Criticizing President Barack Obama’s decision to use his executive power to rename Mount McKinley, Donald Trump this week vowed to build a newer and bigger version of the tallest mountain in North America and christen it with the surname of the U.S.’s 25th president.
“The silent majority is back, and now, with my help, we’re going to take our mountain’s name back,” Mr. Trump declared.
The real estate mogul and reality television star who has taken center stage in the race for the Republican presidential nomination, insists that his Mount McKinley - which will be situated directly east of the mountain that formerly bore that name - will come in “under budget, ahead of schedule, and tower over Denali.” And no rapists and criminals, Mr. Trump promised, would be able to ascend to its summit illegally.
“Nobody – not even McKinley - is getting to the top of the mountain without my say so,” Mr. Trump told “Meet the Press.” “Believe me.”
While downplaying the accomplishments of William McKinley, the mountain’s namesake, accusing him of being “soft on immigration” and describing the celebrated Civil War veteran and political pioneer as “a clown” and “a joke,” Mr. Trump nevertheless attached great importance to his own mission in Alaska.
“We can’t be great if we don’t have a great Mount McKinley,” he said.
For his Mount McKinley, Mr. Trump envisions a peak reaching 23,500 feet - or some 3,000 feet higher than original mountain – with a summit featuring an atrium with golden mirrors, Gucci logos, bronze-and-obsidian-glass doors, and an 80-foot waterfall. Tourists at the high-end mountaintop will be able to purchase Trump Collection silk ties and matching shirts, or Empire and Success colognes, $15 “Make America Great Again” T-shirts and box sets of “The Apprentice.”
“There are different sections, this is just one section,” he said. “By the way, the mountain will save taxpayers a tremendous amount of money.”
The front-running candidate acknowledged that it felt a bit awkward to put his business and political muscle - and billions of dollars of other people’s money - behind a grand project that did not bear the imprimatur of the Trump name.
But in a compromise he worked out with himself, Mr. Trump said he will maintain the McKinley name on the newest highest North American peak while affixing the Trump name to the national park surrounding the new and old mountains, currently known as Denali National Park and Preserve.
Mr. Trump promised to begin the project as soon as his recently released book - ‘’Trump: Surviving at the Top’’ – has been updated with a new chapter on his mountain-building effort
Dismissing a long list of critics — including Jeb Bush, Hillary Rodham Clinton, and Macy’s — and mockingly congratulating the president for “locking up the Alaska Native vote” by restoring the Denali name to the mountain, a designation with deep cultural significance, Mr. Trump said he was simply trying to draw attention to an issue that “weak and physically unfit” politicians were afraid to address.
At another point during his press conference on Tuesday, Mr. Trump wondered aloud if the president shouldn’t have to produce the mountain’s birth certificate before going forward and renaming it.

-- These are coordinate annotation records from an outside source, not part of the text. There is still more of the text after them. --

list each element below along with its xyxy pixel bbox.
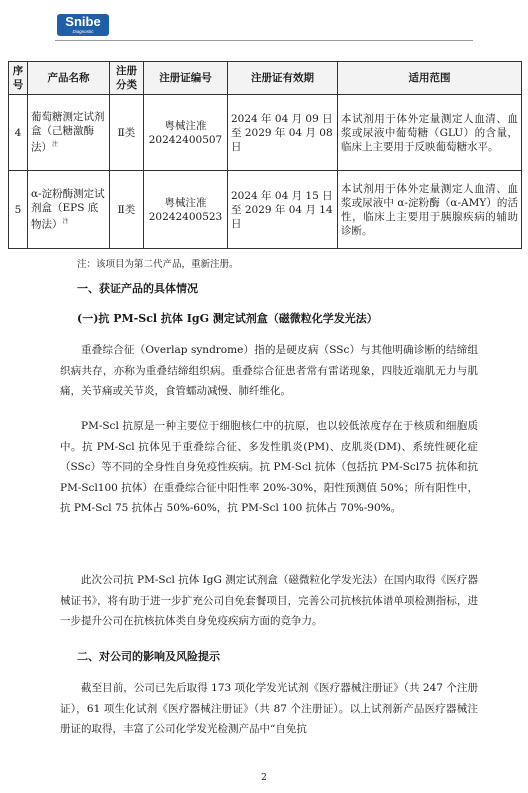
cell-name: [28, 95, 110, 171]
table-footnote: 注：该项目为第二代产品，重新注册。: [77, 259, 239, 270]
header-no: 序号: [9, 62, 28, 95]
header-cert: 注册证编号: [144, 62, 228, 95]
cell-name: [28, 171, 110, 249]
cell-no: 5: [9, 171, 28, 249]
paragraph-registration-summary: 截至目前，公司已先后取得 173 项化学发光试剂《医疗器械注册证》（共 247 个注册证），61 项生化试剂《医疗器械注册证》（共 87 个注册证）。以上试剂新产品医疗器械注册证的取得，丰富了公司化学发光检测产品中“自免抗: [60, 682, 478, 735]
table-header-row: [9, 62, 522, 95]
cell-scope: 本试剂用于体外定量测定人血清、血浆或尿液中 α-淀粉酶（α-AMY）的活性，临床上主要用于胰腺疾病的辅助诊断。: [338, 171, 522, 249]
header-valid: 注册证有效期: [228, 62, 338, 95]
cell-valid: 2024 年 04 月 15 日至 2029 年 04 月 14 日: [228, 171, 338, 249]
cell-no: 4: [9, 95, 28, 171]
registration-table: [8, 61, 522, 249]
table-row: [9, 171, 522, 249]
logo-text: Snibe: [65, 14, 101, 29]
logo-subtext: Diagnostic: [72, 29, 94, 34]
paragraph-product-impact: 此次公司抗 PM-Scl 抗体 IgG 测定试剂盒（磁微粒化学发光法）在国内取得《医疗器械证书》，将有助于进一步扩充公司自免套餐项目，完善公司抗核抗体谱单项检测指标，进一步提升公司在抗核抗体类自身免疫疾病方面的竞争力。: [60, 574, 478, 627]
paragraph-overlap-syndrome: 重叠综合征（Overlap syndrome）指的是硬皮病（SSc）与其他明确诊断的结缔组织病共存，亦称为重叠结缔组织病。重叠综合征患者常有雷诺现象，四肢近端肌无力与肌痛，关节痛或关节炎，食管蠕动减慢、肺纤维化。: [60, 344, 478, 397]
cell-scope: 本试剂用于体外定量测定人血清、血浆或尿液中葡萄糖（GLU）的含量，临床上主要用于反映葡萄糖水平。: [338, 95, 522, 171]
section-heading-2: 二、对公司的影响及风险提示: [77, 651, 220, 663]
cell-cert: 粤械注准20242400507: [144, 95, 228, 171]
header-scope: 适用范围: [338, 62, 522, 95]
header-divider: [55, 40, 473, 41]
cell-cert: 粤械注准20242400523: [144, 171, 228, 249]
page-number: 2: [261, 773, 267, 783]
note-mark: 注: [52, 141, 59, 149]
table-row: [9, 95, 522, 171]
cell-class: Ⅱ类: [110, 171, 144, 249]
product-name: 葡萄糖测定试剂盒（己糖激酶法）: [31, 111, 105, 154]
paragraph-pm-scl-antigen: PM-Scl 抗原是一种主要位于细胞核仁中的抗原，也以较低浓度存在于核质和细胞质中。抗 PM-Scl 抗体见于重叠综合征、多发性肌炎(PM)、皮肌炎(DM)、系统性硬化症（SSc）等不同的全身性自身免疫性疾病。抗 PM-Scl 抗体（包括抗 PM-Scl75 抗体和抗 PM-Scl100 抗体）在重叠综合征中阳性率 20%-30%，阳性预测值 50%；所有阳性中，抗 PM-Scl 75 抗体占 50%-60%，抗 PM-Scl 100 抗体占 70%-90%。: [60, 420, 478, 514]
subsection-heading-1: (一)抗 PM-Scl 抗体 IgG 测定试剂盒（磁微粒化学发光法）: [77, 312, 378, 325]
company-logo: [57, 14, 109, 36]
product-name: α-淀粉酶测定试剂盒（EPS 底物法）: [31, 188, 105, 231]
cell-class: Ⅱ类: [110, 95, 144, 171]
header-class: 注册分类: [110, 62, 144, 95]
cell-valid: 2024 年 04 月 09 日至 2029 年 04 月 08 日: [228, 95, 338, 171]
section-heading-1: 一、获证产品的具体情况: [77, 283, 198, 295]
header-name: 产品名称: [28, 62, 110, 95]
note-mark: 注: [62, 218, 69, 226]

“That’s how we do things in America – or it at least that’s how we will be doing them when I am president,” he said.
Mr. Trump said he was the only presidential candidate out there with a plan to restore Mount McKinley to it’s rightful place as America’s most prestigious mountain, and he expected his showing in polls to “go up 10 or 15 percent” once he goes forward with the project.
“This is going to be the most beautiful mountain in the world,” he said. “The Athabascan people of Alaska are going to love me. They already love me.”
As he had earlier in the week, Mr. Trump appeared at a Mount McKinley unfundraising event in New York with House Speaker John Boehner, who, like President McKinley, hails from Ohio.
Mr. Boehner was trotted out in front of the cameras and the Trump Tower on Fifth Avenue to reluctantly share a story about the historical significance of the McKinley name, his deep disappointment in the president’s renaming decision, and his heartfelt support for Mr. Trump’s mountain project.
After thanking Mr. Boehner for his service, Mr. Trump concluded the press conference by directing a parting shot at Mr. Obama.
“The president,” he said, “should know that when he oversteps his authority, I’m going to step in.”